A Department for Education spokesperson says: “Our reforms to the Special Educational Needs and Disabilities (SEND) support system are specifically designed to put families and children at its centre, and make it less adversarial. We are reviewing the system of disagreement resolution, which includes mediation and tribunals, to make sure that it works effectively for parents and carers.”
Adrian Loades, executive director for children, families and adults at Cambridgeshire county council, acknowledged that Baker Small had been used previously because of tension between demand for services and the “finite nature of budgets”. Cambridgeshire was the first council to announce it was dropping the firm after the “unacceptable” tweets.
“We strive to avoid an adversarial relationship with parents, but there are times when an agreed view of how a child’s needs should be resourced and met cannot be reached … We accept that there are times when it is difficult to reconcile the tribunal process with the desire to work constructively with parents.
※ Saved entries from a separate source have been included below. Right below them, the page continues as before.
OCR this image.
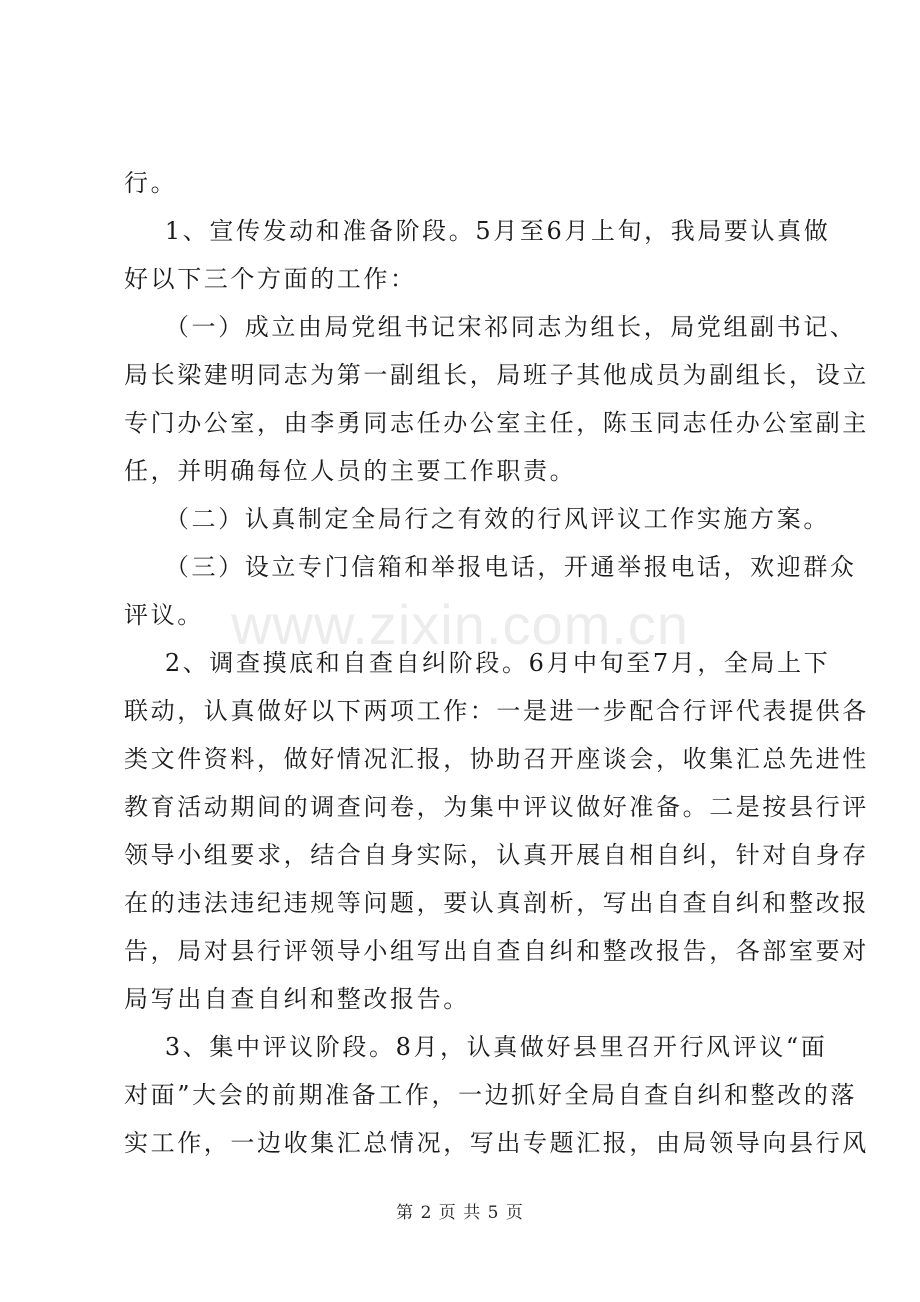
行。
1、宣传发动和准备阶段。5月至6月上旬，我局要认真做
好以下三个方面的工作：
（一）成立由局党组书记宋祁同志为组长，局党组副书记、
局长梁建明同志为第一副组长，局班子其他成员为副组长，设立
专门办公室，由李勇同志任办公室主任，陈玉同志任办公室副主
任，并明确每位人员的主要工作职责。
（二）认真制定全局行之有效的行风评议工作实施方案。
（三）设立专门信箱和举报电话，开通举报电话，欢迎群众
评议。
2、调查摸底和自查自纠阶段。6月中旬至7月，全局上下
联动，认真做好以下两项工作：一是进一步配合行评代表提供各
类文件资料，做好情况汇报，协助召开座谈会，收集汇总先进性
教育活动期间的调查问卷，为集中评议做好准备。二是按县行评
领导小组要求，结合自身实际，认真开展自相自纠，针对自身存
在的违法违纪违规等问题，要认真剖析，写出自查自纠和整改报
告，局对县行评领导小组写出自查自纠和整改报告，各部室要对
局写出自查自纠和整改报告。
3、集中评议阶段。8月，认真做好县里召开行风评议“面
对面”大会的前期准备工作，一边抓好全局自查自纠和整改的落
实工作，一边收集汇总情况，写出专题汇报，由局领导向县行风
www.zixin.com.cn
第 2 页 共 5 页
This is what we seek to do even if we are not always successful,” he said.
One father of a disabled child, with considerable experience of going to tribunal, says that unless the system is reformed, a new firm will emerge to scoop up the work. “Most of these local authorities say they’re shocked – shocked, like Captain Renault in Casablanca – to find a contemptuous attitude to parents present at Baker Small. But SEN is a small world, and Baker Small’s modus operandi is very well known. For the local authorities that purchased their services, Baker Small’s approach with parents won’t have been a surprise. For the worst LAs, it will have been an acceptable and desirable part of the package,” he says. “Baker Small is the target of many for now, but the local authority culture that creates demand for their services is the real problem. Unless it’s addressed, we’ll simply see another Baker Small pop up a few months down the line.”